# Gonna start a music collection showoff...



## JMAA (Sep 2, 2011)

On Youtube.
It all started when I uploaded a song by a punk band called Kop (from Catalunya, Spain), which I personally like amongst others. Now this is a good idea by my part.
I got tracks to show that are not really mainstream, may come from games, Jamendo... and got a taste for me. So I start with a track from Action Doom 2.
This is played on entering the subway, whether you're on your own by not wasting the gaylord's car or just by "interrogating" him. It's a real cool track, with it's hip-hop influence coming from Ralphis, and the feel is really urban.
Please take note, the art is not Action Doom 2 related, but it's all about the feel I got for this track. These are two characters of mine I planned since a time. Atdlan is on the right and Noblejazan is on the left.
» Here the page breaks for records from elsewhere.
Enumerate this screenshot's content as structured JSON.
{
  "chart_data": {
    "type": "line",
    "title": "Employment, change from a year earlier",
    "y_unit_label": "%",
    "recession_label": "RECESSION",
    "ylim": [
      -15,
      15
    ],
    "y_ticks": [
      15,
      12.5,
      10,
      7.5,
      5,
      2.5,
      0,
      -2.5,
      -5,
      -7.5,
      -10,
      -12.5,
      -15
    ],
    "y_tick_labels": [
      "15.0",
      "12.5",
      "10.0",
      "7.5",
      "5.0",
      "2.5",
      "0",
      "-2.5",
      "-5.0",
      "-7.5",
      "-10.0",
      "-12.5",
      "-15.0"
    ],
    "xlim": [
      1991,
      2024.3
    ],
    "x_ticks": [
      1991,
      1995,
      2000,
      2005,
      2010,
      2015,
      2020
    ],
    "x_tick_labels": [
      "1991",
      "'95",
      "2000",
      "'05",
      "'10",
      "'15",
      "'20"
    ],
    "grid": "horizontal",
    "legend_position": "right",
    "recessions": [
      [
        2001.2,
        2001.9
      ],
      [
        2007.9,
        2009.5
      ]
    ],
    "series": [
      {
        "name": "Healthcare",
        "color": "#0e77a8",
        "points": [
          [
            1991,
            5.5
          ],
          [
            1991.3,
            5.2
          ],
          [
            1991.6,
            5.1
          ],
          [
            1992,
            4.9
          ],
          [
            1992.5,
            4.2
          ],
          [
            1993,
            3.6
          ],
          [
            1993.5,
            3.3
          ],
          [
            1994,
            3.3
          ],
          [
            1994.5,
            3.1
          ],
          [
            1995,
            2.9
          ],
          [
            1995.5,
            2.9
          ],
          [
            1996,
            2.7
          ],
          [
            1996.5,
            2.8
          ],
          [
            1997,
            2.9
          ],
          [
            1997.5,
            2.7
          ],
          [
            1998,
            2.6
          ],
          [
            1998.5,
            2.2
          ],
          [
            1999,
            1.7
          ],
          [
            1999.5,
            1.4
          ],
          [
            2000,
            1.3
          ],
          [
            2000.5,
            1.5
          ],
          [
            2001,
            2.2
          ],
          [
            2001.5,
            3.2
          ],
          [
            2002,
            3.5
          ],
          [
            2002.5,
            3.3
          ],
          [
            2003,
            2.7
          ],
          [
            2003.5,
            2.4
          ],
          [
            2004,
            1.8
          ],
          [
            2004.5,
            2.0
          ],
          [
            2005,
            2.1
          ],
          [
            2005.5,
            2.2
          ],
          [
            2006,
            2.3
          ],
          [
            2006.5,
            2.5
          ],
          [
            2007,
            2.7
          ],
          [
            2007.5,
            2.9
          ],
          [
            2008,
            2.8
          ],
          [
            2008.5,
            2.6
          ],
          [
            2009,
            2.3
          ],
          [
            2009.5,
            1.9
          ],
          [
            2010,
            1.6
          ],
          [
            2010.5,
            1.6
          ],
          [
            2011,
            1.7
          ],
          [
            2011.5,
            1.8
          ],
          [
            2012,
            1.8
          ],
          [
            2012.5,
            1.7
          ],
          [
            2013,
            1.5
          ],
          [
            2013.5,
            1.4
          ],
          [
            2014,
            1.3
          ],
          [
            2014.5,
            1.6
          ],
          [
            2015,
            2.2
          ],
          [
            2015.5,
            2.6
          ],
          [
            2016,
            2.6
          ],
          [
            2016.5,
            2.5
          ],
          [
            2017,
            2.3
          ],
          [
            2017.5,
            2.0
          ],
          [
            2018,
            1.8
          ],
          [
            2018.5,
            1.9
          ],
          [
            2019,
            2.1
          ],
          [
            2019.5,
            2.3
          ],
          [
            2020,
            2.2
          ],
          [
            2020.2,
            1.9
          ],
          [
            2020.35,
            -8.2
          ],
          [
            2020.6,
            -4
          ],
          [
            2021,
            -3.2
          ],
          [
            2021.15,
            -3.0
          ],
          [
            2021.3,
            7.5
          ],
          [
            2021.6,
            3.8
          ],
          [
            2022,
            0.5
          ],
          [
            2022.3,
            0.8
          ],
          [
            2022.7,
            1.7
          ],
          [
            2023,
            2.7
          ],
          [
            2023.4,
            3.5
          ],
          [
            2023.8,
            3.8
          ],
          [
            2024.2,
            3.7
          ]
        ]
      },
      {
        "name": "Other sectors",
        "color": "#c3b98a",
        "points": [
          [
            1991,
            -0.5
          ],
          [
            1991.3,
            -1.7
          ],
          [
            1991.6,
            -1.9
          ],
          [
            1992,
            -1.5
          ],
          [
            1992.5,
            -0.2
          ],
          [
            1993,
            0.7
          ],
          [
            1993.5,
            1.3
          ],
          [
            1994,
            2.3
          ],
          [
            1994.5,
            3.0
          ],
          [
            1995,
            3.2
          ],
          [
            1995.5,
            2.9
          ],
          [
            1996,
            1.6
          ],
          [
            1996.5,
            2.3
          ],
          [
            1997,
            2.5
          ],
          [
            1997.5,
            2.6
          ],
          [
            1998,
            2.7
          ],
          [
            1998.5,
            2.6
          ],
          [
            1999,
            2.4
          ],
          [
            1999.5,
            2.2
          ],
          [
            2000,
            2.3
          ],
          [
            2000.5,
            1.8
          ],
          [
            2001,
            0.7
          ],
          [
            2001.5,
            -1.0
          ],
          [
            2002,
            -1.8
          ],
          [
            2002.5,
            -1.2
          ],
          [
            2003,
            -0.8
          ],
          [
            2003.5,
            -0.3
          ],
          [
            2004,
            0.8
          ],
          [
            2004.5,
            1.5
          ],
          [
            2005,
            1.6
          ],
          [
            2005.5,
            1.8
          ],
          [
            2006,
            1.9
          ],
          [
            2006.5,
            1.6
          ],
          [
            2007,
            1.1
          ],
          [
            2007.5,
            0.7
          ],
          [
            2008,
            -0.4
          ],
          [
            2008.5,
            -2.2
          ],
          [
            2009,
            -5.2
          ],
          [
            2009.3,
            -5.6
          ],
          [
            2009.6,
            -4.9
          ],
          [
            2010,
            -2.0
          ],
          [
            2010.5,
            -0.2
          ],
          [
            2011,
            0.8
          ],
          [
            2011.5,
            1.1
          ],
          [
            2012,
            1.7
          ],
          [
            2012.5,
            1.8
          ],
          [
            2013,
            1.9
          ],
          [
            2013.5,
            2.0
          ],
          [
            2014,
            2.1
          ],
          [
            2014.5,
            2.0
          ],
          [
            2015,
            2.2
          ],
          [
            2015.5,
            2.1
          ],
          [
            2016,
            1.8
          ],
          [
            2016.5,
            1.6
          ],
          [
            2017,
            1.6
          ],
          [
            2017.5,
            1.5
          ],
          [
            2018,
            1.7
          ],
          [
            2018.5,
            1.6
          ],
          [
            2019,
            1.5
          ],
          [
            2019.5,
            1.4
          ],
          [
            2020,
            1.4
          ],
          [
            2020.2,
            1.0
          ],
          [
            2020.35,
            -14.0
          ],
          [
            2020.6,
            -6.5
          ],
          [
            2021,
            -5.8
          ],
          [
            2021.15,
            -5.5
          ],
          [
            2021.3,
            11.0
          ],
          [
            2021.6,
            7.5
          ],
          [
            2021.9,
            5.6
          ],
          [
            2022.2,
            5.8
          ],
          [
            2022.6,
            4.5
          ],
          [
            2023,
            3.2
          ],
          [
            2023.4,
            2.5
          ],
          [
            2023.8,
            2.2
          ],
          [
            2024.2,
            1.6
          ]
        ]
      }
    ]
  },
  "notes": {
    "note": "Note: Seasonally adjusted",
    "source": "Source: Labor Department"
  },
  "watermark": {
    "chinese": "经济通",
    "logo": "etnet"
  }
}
These were on their time WoW characters.
[yt]-1t1o0sHifo[/yt]


----------



## JMAA (Sep 3, 2011)

Next up is "Fox - (Un) Justified Risk" and "Score" from the Red Alert 2: Yuri's Revenge soundtrack.
[yt]R3UE47rBptw[/yt]
[yt]HYuAO6tOP9M[/yt]


----------



## JMAA (Sep 3, 2011)

Some Keygen music with Tintin art.
[yt]cGhYtyBqdpE[/yt]


----------



## JMAA (Sep 3, 2011)

[yt]W3BT6ZO2Go4[/yt]
Damn.


----------